Прежде чем я упаду - Оливер Лорен (читать книги онлайн полностью без сокращений TXT) 📗
Глава 6
На этот раз во сне есть звуки. Когда я падаю сквозь темноту, играет звонкая, заливистая музыка, как в кабинете врача или на эскалаторе, и откуда-то мне известно, что мелодия доносится из кабинета психолога школы «Томас Джефферсон».
Как только я это понимаю, в темноте одна за другой вспыхивают яркие искорки. На меня несется галерея дурацких мотивирующих плакатов, которые школьный психолог миссис Гарднер развесила по стенам кабинета, вот только каждый плакат раздулся раз в сто и стал размером с дом. На одном — фотография Эйнштейна и подпись «За притяжение влюбленных гравитация не отвечает». На другом — цитата из Томаса Эдисона: «Гений — это один процент вдохновения и девяносто девять процентов пота». Что, если ухватиться за какой-нибудь плакат? Но выдержит ли он мой вес? С этой мыслью я пролетаю мимо плаката с полосатой кошкой, цепляющейся за ветку дерева одними когтями; «Держись!» — гласит он.

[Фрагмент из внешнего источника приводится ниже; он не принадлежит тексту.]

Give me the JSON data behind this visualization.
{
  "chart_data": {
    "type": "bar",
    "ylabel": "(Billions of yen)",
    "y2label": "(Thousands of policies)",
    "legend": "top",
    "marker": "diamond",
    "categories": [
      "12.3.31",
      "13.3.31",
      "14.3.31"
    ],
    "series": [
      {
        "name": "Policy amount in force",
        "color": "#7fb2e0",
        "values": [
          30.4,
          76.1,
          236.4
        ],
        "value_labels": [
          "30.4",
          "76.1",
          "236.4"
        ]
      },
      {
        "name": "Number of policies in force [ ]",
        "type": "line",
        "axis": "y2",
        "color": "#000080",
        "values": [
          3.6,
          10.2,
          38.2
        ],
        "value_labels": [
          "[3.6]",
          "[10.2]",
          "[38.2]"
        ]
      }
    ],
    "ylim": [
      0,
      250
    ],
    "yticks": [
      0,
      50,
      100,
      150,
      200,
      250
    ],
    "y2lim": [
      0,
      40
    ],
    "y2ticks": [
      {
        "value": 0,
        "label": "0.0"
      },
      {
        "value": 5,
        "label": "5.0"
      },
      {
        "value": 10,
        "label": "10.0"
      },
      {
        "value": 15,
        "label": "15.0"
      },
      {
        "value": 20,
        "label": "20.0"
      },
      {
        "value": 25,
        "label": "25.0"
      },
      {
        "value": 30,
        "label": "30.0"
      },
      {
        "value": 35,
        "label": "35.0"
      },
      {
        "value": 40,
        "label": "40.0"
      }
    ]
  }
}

Самое забавное, что при виде этого плаката свист в ушах прекращается, страх исчезает и становится ясно, что я вовсе не падала все это время. Я парила.
Дребезжание будильника — самая приятная мелодия на свете. Я сажусь; грудь распирает от смеха. Мне хочется коснуться всего в комнате — стен, окна, коллажа, вороха фотографий на столе, брошенных на полу джинсов «Тахари», учебника биологии и даже тусклого лучика света, едва вскарабкавшегося на подоконник. Я бы взяла его в руки и поцеловала, если бы могла.
— У кого-то хорошее настроение, — улыбается мама, когда я спускаюсь вниз.
Иззи сидит за столом и, как всегда, медленно и осторожно грызет рогалик с арахисовым маслом.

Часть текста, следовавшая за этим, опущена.